Voire Mamoye (pour Mamoye Diarra) ? S’agissant de ce dernier, surtout les jours de grève et /ou de manifestation ! Souvent, la notoriété instaure la familiarité et fait entrer dans nos vies de gens ordinaires des personnalités qui en sont éloignées pour moult raisons. Et la notoriété du Dr Ba Bocar Alpha était évidente. Les multiples hommages qui lui ont été rendus, dont de nombreux par des anonymes sur les réseaux sociaux, en sont un reflet.

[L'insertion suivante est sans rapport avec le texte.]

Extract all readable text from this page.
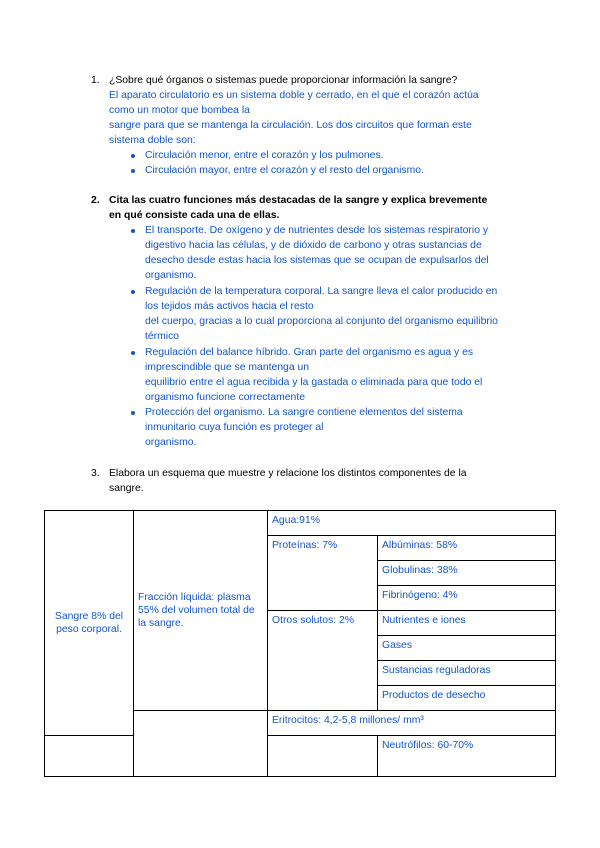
1. ¿Sobre qué órganos o sistemas puede proporcionar información la sangre?
El aparato circulatorio es un sistema doble y cerrado, en el que el corazón actúa
como un motor que bombea la
sangre para que se mantenga la circulación. Los dos circuitos que forman este
sistema doble son:
Circulación menor, entre el corazón y los pulmones.
Circulación mayor, entre el corazón y el resto del organismo.
2. Cita las cuatro funciones más destacadas de la sangre y explica brevemente
en qué consiste cada una de ellas.
El transporte. De oxígeno y de nutrientes desde los sistemas respiratorio y
digestivo hacia las células, y de dióxido de carbono y otras sustancias de
desecho desde estas hacia los sistemas que se ocupan de expulsarlos del
organismo.
Regulación de la temperatura corporal. La sangre lleva el calor producido en
los tejidos más activos hacia el resto
del cuerpo, gracias a lo cual proporciona al conjunto del organismo equilibrio
térmico
Regulación del balance híbrido. Gran parte del organismo es agua y es
imprescindible que se mantenga un
equilibrio entre el agua recibida y la gastada o eliminada para que todo el
organismo funcione correctamente
Protección del organismo. La sangre contiene elementos del sistema
inmunitario cuya función es proteger al
organismo.
3. Elabora un esquema que muestre y relacione los distintos componentes de la
sangre.
Sangre 8% del peso corporal.	Fracción líquida: plasma 55% del volumen total de la sangre.	Agua:91%	
		Proteínas: 7%	Albúminas: 58%
			Globulinas: 38%
			Fibrinógeno: 4%
		Otros solutos: 2%	Nutrientes e iones
			Gases
			Sustancias reguladoras
			Productos de desecho
		Eritrocitos: 4,2-5,8 millones/ mm³	
			Neutrófilos: 60-70%
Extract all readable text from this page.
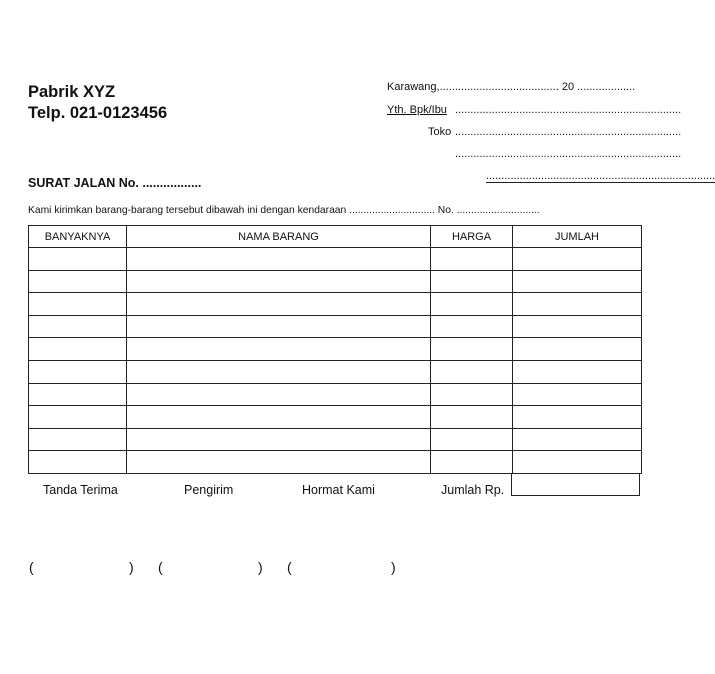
Pabrik XYZ
Telp. 021-0123456
Karawang,....................................... 20 ...................
Yth. Bpk/Ibu ..........................................................................
Toko ..........................................................................
..........................................................................
...........................................................................
SURAT JALAN No. .................
Kami kirimkan barang-barang tersebut dibawah ini dengan kendaraan .............................. No. .............................
BANYAKNYA	NAMA BARANG	HARGA	JUMLAH

Tanda Terima	Pengirim	Hormat Kami	Jumlah Rp.
(	) (	) (	)
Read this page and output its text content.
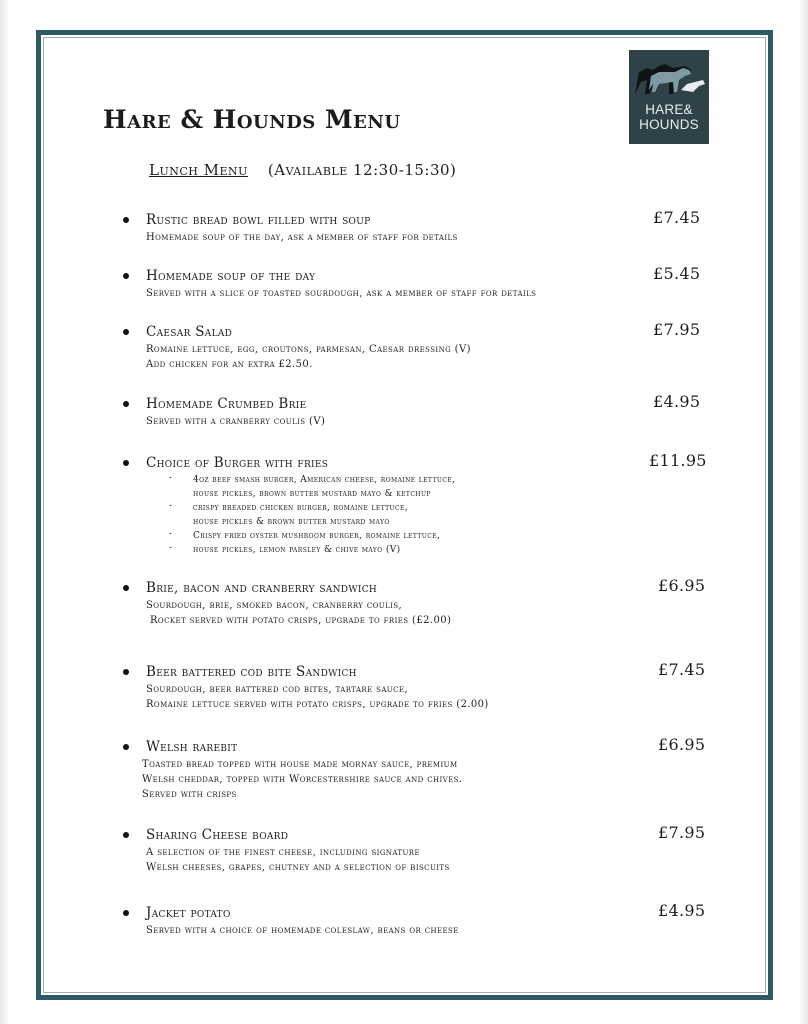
Hare & Hounds Menu	HARE&
HOUNDS
Lunch Menu (Available 12:30-15:30)
Rustic bread bowl filled with soup	£7.45
Homemade soup of the day, ask a member of staff for details
Homemade soup of the day	£5.45
Served with a slice of toasted sourdough, ask a member of staff for details
Caesar Salad	£7.95
Romaine lettuce, egg, croutons, parmesan, Caesar dressing (V)
Add chicken for an extra £2.50.
Homemade Crumbed Brie	£4.95
Served with a cranberry coulis (V)
Choice of Burger with fries	£11.95
- 4oz beef smash burger, American cheese, romaine lettuce,
house pickles, brown butter mustard mayo & ketchup
- crispy breaded chicken burger, romaine lettuce,
house pickles & brown butter mustard mayo
- Crispy fried oyster mushroom burger, romaine lettuce,
- house pickles, lemon parsley & chive mayo (V)
Brie, bacon and cranberry sandwich	£6.95
Sourdough, brie, smoked bacon, cranberry coulis,
Rocket served with potato crisps, upgrade to fries (£2.00)
Beer battered cod bite Sandwich	£7.45
Sourdough, beer battered cod bites, tartare sauce,
Romaine lettuce served with potato crisps, upgrade to fries (2.00)
Welsh rarebit	£6.95
Toasted bread topped with house made mornay sauce, premium
Welsh cheddar, topped with Worcestershire sauce and chives.
Served with crisps
Sharing Cheese board	£7.95
A selection of the finest cheese, including signature
Welsh cheeses, grapes, chutney and a selection of biscuits
Jacket potato	£4.95
Served with a choice of homemade coleslaw, beans or cheese
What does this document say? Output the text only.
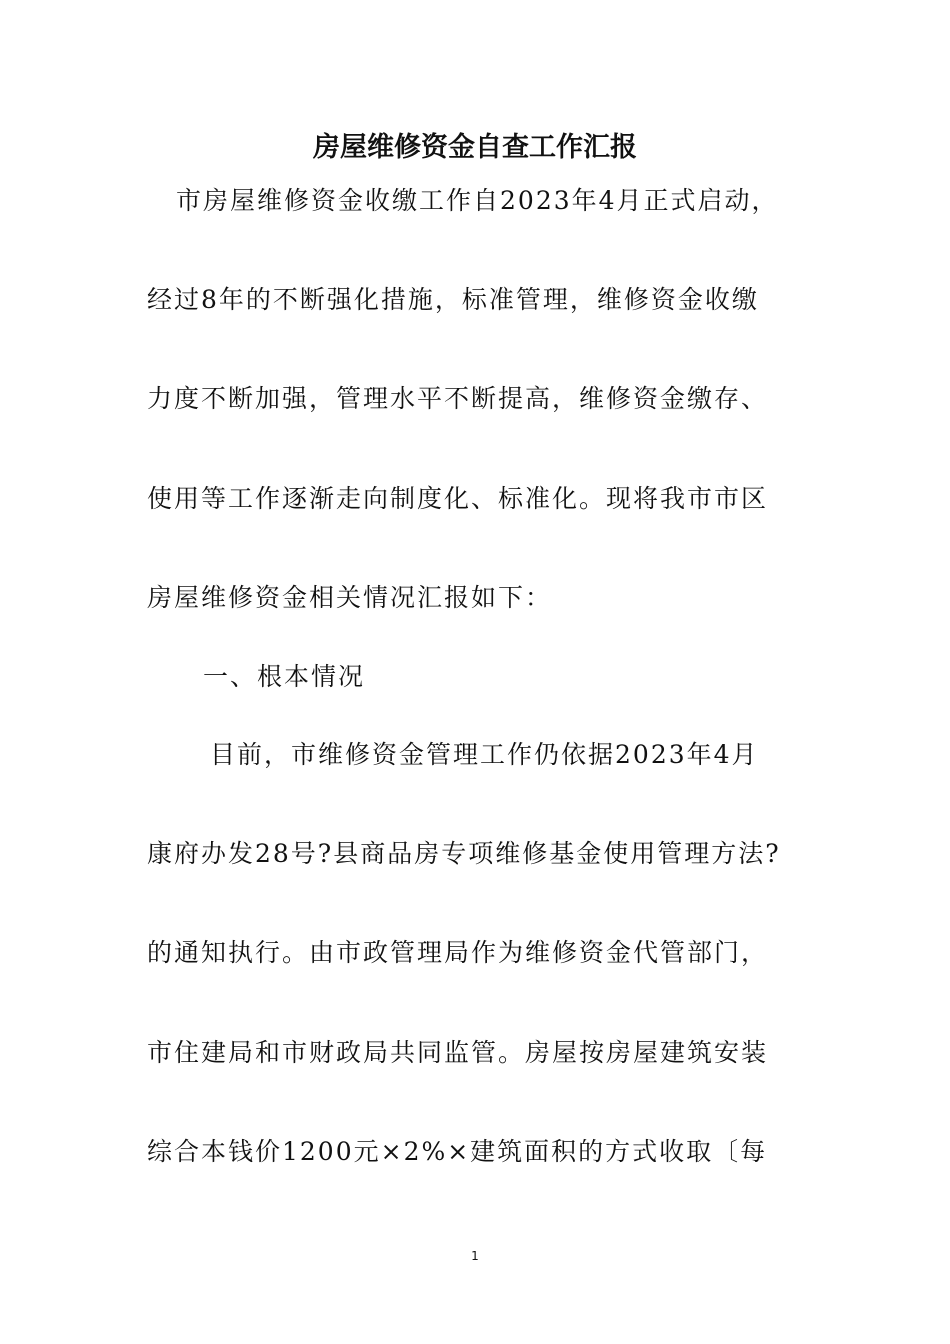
房屋维修资金自查工作汇报
市房屋维修资金收缴工作自2023年4月正式启动，
经过8年的不断强化措施，标准管理，维修资金收缴
力度不断加强，管理水平不断提高，维修资金缴存、
使用等工作逐渐走向制度化、标准化。现将我市市区
房屋维修资金相关情况汇报如下：
一、根本情况
目前，市维修资金管理工作仍依据2023年4月
康府办发28号?县商品房专项维修基金使用管理方法?
的通知执行。由市政管理局作为维修资金代管部门，
市住建局和市财政局共同监管。房屋按房屋建筑安装
综合本钱价1200元×2%×建筑面积的方式收取〔每
1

Ces lignes se veulent un modeste complément à l’un de ces hommages. Celui, autrement plus informatif, de Ciré Bâ et de Boubacar Diagana. Intitulé « Disparition de Bâ Bocar Alpha. La page des grands bâtisseurs de la Mauritanie se ferme ? », il retrace avec précision le parcours du disparu ; Les signataires l’avaient interviewé des années auparavant. Leur papier pointe ses multiples facettes sans compter son impressionnante plasticité, notamment culturelle. Cette diversité explique dans une large mesure l’ampleur des réactions à la nouvelle de sa mort tant il est vrai qu’il y a toujours plusieurs raisons à un deuil.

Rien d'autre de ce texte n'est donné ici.